The police were heavily criticized as they reached the station 39 minutes after the attack, despite numerous calls to emergency hotlines and the fact they had received intelligence the day before about the attack.
One video clip posted online showed two police officers arriving at the station 12 minutes after police received calls, but they left without taking any action while the white-clad mob was still gathering inside the station.
More footage showed the white-clad mob gathered in Nam Pin Wai village near the station, brandishing what appeared to be metals rods, but riot police stood nearby and did nothing. No one was arrested that night.
In the following days, police arrested a total of 12 people for alleged unlawful assembly. Some of those arrested were said to be triad members.

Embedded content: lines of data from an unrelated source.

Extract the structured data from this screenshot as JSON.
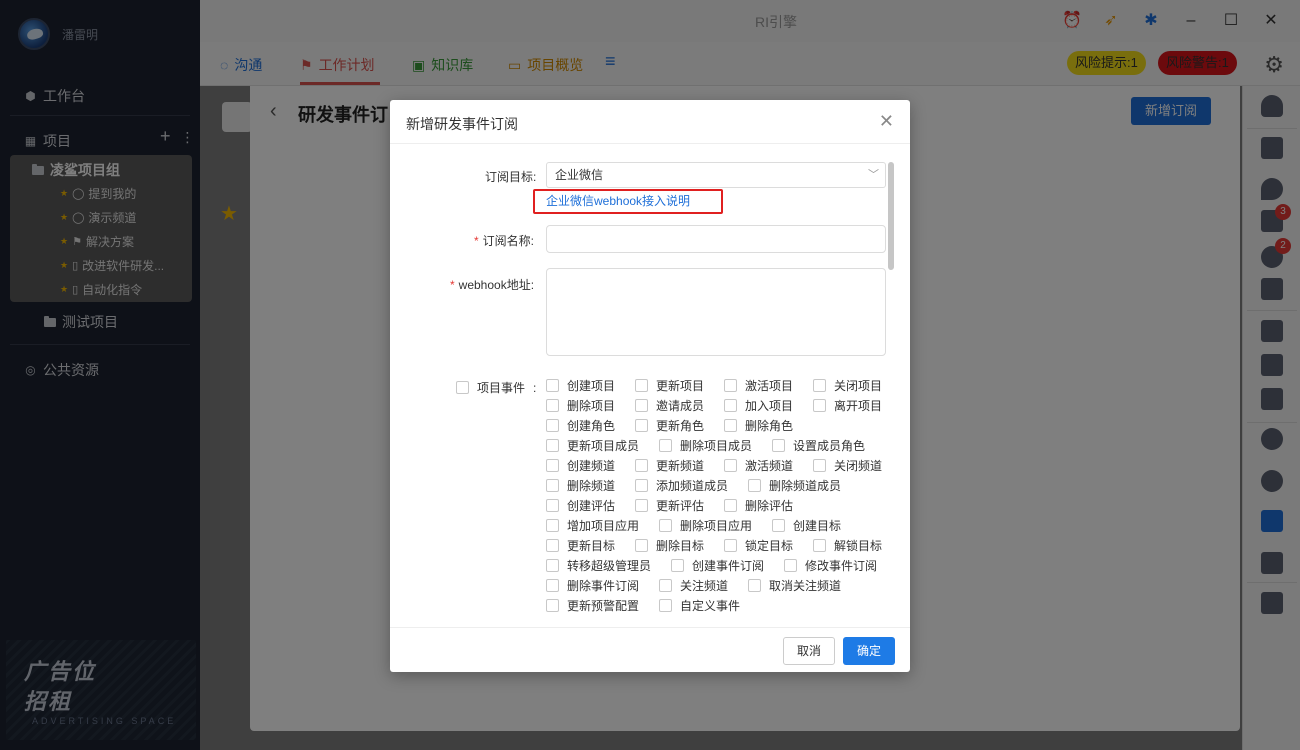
{
  "app": {
    "title": "RI引擎"
  },
  "user": {
    "name": "潘雷明"
  },
  "sidebar": {
    "workbench": "工作台",
    "projects": "项目",
    "group": {
      "title": "凌鲨项目组",
      "items": [
        "提到我的",
        "演示频道",
        "解决方案",
        "改进软件研发...",
        "自动化指令"
      ]
    },
    "test_project": "测试项目",
    "public_resources": "公共资源"
  },
  "ad": {
    "line1": "广告位",
    "line2": "招租",
    "sub": "ADVERTISING SPACE"
  },
  "tabs": [
    "沟通",
    "工作计划",
    "知识库",
    "项目概览"
  ],
  "risk": {
    "hint": "风险提示:1",
    "warn": "风险警告:1",
    "hint_color": "#f2dc1a",
    "warn_color": "#d9141b"
  },
  "right_badges": {
    "doc": "3",
    "bug": "2"
  },
  "page": {
    "title": "研发事件订",
    "new_subscribe": "新增订阅"
  },
  "modal": {
    "title": "新增研发事件订阅",
    "target_label": "订阅目标:",
    "target_value": "企业微信",
    "link": "企业微信webhook接入说明",
    "name_label": "订阅名称:",
    "webhook_label": "webhook地址:",
    "project_events_label": "项目事件",
    "events": [
      [
        "创建项目",
        "更新项目",
        "激活项目",
        "关闭项目"
      ],
      [
        "删除项目",
        "邀请成员",
        "加入项目",
        "离开项目"
      ],
      [
        "创建角色",
        "更新角色",
        "删除角色"
      ],
      [
        "更新项目成员",
        "删除项目成员",
        "设置成员角色"
      ],
      [
        "创建频道",
        "更新频道",
        "激活频道",
        "关闭频道"
      ],
      [
        "删除频道",
        "添加频道成员",
        "删除频道成员"
      ],
      [
        "创建评估",
        "更新评估",
        "删除评估"
      ],
      [
        "增加项目应用",
        "删除项目应用",
        "创建目标"
      ],
      [
        "更新目标",
        "删除目标",
        "锁定目标",
        "解锁目标"
      ],
      [
        "转移超级管理员",
        "创建事件订阅",
        "修改事件订阅"
      ],
      [
        "删除事件订阅",
        "关注频道",
        "取消关注频道"
      ],
      [
        "更新预警配置",
        "自定义事件"
      ]
    ],
    "cancel": "取消",
    "ok": "确定"
  }
}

Although the police force defended its actions due to deployments to handle another protest in Western District on Hong Kong Island on the same day, Anthony Tsang, the acting New Territories North regional commander, admitted last Thursday at a press conference that “there may be some room for improvement in the deployments.”
RTHK’s Hong Kong Connection program in Cantonese with English subtitles.
The New York Times also released a video on Tuesday, saying it had also found footage that appeared to show some policemen failing to carry out their duties.
Legal scholar Eric Cheung Tat-ming of the University of Hong Kong said that judging from the media coverage, there seemed to be a reasonable basis for the ICAC to start an investigation into the police’s action, RTHK reported.
Cheung added that someone can be convicted of misconduct in public office if he or she deliberately refused to conduct his or her duty without a reasonable explanation.
Barrister Stephen Char Shik-ngor, who had once served as a chief ICAC investigator, cited an English case from 1979 which saw a British police officer get convicted for the offense of standing by and watching a person die of assault, the Hong Kong Economic Journal reported.
Char said it was unacceptable that the two officers who did arrive at the scene soon after receiving a call then left without trying to stop the attacks.
In an early press briefing, the police management said the two officers left because they were afraid they would get hurt, so they decided to leave and wait for backup.